Justin Go is also clearly influenced by these writers as The Steady Running of the Hour draws deeply from giants of the genre such as Sebastian Faulks’ Birdsong in particular, but there are also echoes of Pat Barker’s Regeneration and Vera Brittain’s Testament of Youth.
The Steady Running of the Hour’s American protagonist, Tristan Campbell, learns he may be the sole heir of a Will written in Britain in the 1920s. It turns out Tristan’s family history may not be what he thought as he travels to Europe to unravel the mystery before his time runs out and the estate is donated to charity. During his journey of exploration, we learn about a forbidden affair, the lovers’ secret and the horrors of the trenches.
En route, Tristan makes two significant acquaintances who reappear throughout the book. The first, Pritchard, is the lawyer dealing with the case and the other, Mereille, a mysterious French girl he meets in a Parisian bar. Both are mildly irritating characters that pull Tristan in opposite directions. Pritchard is sure Tristan is following the wrong leads and Mereille thinks the whole thing is a waste of time.

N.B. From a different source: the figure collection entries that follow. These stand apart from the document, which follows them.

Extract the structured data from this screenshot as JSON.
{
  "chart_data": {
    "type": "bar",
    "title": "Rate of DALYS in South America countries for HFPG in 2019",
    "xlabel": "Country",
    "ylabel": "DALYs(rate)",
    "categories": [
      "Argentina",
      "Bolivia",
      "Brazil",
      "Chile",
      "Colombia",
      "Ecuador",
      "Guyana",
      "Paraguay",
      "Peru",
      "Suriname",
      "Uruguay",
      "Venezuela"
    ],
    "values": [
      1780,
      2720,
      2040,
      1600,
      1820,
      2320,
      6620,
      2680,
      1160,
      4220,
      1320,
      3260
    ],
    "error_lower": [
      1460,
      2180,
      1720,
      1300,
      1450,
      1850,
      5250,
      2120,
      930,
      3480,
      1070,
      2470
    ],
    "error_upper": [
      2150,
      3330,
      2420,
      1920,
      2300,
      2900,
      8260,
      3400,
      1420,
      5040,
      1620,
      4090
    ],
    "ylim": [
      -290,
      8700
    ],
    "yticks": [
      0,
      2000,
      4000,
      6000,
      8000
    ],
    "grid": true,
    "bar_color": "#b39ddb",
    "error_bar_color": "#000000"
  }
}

Their continual attempts to put him off track don’t ring true and left me feeling bewildered. I suppose Pritchard represents Tristan’s head (as opposed to his heart) and his relationship with Mereille heavily mirrors that of the doomed war-time lovers Tristan is trying to track down.
The Steady Running of the Hour is beautifully written in places and left me so choked up after chapters in the trenches that I had to simply sit and absorb the words before I could move on. The modern-day element is fast-paced and intriguing, and provides some relief from the gruesome war-time narrative. The latter part of the novel is full of surprising twists and turns, although I was left feeling somewhat dissatisfied at the end. As I said before, I like a good plot reveal but this book left me wanting.
I picked this book up because of the ‘treasure hunt’ theme and I was happy to see it handling the topic through the lens of devastating conflict and loss, a concept which reverberates throughout the book.